Truthful and Near-Optimal Mechanism Design via Linear Programming
We give a general technique to obtain approximation mechanisms that are truthful in expectation. We show that for "packing domains", any alpha-approximation algorithm that also bounds the integrality gap of the LP relaxation of the problem by alpha can be used to construct an alpha-approximation mechanism that is truthful in expectation. This immediately gives a unified way of obtaining truthful mechanisms with good approximation guarantees, and yields a variety of new and significantly improved results. In particular, we obtain the first truthful mechanisms with tight approximation guarantees for a variety of multi-parameter domains: a $O(\sqrt m)$-approximation for combinatorial auctions (CAs), a $(1+\e)$-approximation for multi-unit CAs with $\Omega(\log m)$ copies of each item, and a 2-approximation for multi-parameter knapsack problems (multi-unit auctions).

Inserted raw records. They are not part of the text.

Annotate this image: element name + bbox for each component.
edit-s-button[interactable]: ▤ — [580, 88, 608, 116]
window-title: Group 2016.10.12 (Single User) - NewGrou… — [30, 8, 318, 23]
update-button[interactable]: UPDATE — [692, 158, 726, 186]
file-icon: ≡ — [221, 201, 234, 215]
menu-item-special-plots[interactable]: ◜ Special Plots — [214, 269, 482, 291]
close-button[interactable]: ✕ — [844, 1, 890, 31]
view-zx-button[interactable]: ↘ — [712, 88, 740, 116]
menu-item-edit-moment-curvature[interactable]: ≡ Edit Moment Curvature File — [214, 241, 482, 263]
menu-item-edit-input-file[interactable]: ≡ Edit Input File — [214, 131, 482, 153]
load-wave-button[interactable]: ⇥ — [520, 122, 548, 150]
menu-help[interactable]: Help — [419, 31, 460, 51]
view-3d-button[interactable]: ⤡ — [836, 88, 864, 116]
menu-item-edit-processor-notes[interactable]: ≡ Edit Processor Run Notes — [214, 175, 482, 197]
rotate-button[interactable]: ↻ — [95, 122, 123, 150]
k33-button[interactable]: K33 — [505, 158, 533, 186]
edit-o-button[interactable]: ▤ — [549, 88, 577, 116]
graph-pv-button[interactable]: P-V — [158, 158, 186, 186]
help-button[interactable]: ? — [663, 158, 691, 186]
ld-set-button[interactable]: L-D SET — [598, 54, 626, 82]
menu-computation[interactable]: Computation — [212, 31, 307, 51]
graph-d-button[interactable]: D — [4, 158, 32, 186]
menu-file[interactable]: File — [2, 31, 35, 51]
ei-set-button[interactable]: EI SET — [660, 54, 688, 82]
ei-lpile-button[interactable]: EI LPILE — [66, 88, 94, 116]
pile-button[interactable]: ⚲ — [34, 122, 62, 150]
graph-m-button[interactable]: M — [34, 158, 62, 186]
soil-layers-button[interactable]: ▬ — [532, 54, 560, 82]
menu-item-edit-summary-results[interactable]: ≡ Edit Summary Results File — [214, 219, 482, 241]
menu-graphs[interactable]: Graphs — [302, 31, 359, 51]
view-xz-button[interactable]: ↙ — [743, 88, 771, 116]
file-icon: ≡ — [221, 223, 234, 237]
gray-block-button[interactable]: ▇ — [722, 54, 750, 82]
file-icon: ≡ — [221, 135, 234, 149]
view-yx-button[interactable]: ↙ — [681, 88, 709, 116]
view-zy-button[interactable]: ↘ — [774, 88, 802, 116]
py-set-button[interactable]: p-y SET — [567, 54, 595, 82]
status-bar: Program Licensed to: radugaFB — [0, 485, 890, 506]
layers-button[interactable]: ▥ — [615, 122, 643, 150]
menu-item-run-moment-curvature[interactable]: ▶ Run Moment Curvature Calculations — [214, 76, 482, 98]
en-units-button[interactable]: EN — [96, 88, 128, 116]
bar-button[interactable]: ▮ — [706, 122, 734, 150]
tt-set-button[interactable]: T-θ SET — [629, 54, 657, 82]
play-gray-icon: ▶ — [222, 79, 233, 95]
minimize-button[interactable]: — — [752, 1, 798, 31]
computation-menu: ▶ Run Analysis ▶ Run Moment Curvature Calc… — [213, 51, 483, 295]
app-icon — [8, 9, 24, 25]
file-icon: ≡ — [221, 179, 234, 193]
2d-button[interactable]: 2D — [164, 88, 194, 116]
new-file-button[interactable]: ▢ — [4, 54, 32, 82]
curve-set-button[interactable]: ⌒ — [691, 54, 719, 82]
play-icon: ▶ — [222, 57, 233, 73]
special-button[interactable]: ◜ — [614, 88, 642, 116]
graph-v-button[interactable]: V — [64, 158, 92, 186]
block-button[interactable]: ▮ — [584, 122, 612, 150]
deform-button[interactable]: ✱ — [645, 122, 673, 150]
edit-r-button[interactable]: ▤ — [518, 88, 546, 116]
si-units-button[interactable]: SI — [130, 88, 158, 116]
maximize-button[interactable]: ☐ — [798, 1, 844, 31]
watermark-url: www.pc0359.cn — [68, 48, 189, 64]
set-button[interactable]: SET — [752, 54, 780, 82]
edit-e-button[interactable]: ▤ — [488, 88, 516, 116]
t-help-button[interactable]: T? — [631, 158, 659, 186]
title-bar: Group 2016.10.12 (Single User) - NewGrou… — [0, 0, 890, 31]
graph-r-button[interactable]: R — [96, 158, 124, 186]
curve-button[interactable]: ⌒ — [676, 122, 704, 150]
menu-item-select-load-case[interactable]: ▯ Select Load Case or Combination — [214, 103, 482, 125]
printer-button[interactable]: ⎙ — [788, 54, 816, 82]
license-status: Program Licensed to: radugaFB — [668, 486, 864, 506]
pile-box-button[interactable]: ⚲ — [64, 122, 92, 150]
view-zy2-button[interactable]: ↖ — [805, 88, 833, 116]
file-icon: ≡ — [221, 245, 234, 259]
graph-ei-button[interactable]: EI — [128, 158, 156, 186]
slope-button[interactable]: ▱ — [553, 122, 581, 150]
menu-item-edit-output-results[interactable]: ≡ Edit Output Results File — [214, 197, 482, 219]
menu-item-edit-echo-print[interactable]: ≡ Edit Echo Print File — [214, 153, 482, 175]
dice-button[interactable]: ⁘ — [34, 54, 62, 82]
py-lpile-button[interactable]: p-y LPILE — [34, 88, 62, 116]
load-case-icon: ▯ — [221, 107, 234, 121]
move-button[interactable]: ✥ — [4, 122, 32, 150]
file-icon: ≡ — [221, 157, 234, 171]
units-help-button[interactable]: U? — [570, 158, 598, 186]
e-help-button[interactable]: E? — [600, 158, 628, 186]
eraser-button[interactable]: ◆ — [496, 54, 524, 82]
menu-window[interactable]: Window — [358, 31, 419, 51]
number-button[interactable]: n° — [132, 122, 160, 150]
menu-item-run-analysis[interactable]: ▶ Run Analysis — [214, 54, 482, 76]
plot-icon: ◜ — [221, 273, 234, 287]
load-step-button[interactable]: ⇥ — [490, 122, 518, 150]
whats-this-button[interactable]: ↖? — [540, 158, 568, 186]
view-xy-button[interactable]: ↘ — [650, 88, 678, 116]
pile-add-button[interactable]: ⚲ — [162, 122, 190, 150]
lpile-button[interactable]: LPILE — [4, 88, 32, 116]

Our construction is based on considering an LP relaxation of the problem and using the classic Vickrey-Clarke-Groves mechanism to obtain a truthful mechanism in this fractional domain. We show that the (fractional) optimal solution scaled down by alpha, where alpha is the integrality gap of the problem, can be represented as a convex combination of integer solutions, and by viewing this convex combination as specifying a probability distribution over integer solutions, we get a randomized, truthful in expectation mechanism. Our construction can be viewed as a way of exploiting VCG in a computationally tractable way even when the underlying social-welfare maximization problem is NP-hard.
This is joint work with Chaitanya Swamy.
An extended abstract can be downloaded from: http://www.cs.huji.ac.il/~tron/papers/mechdeslp.ps
The talk will be completely self-contained.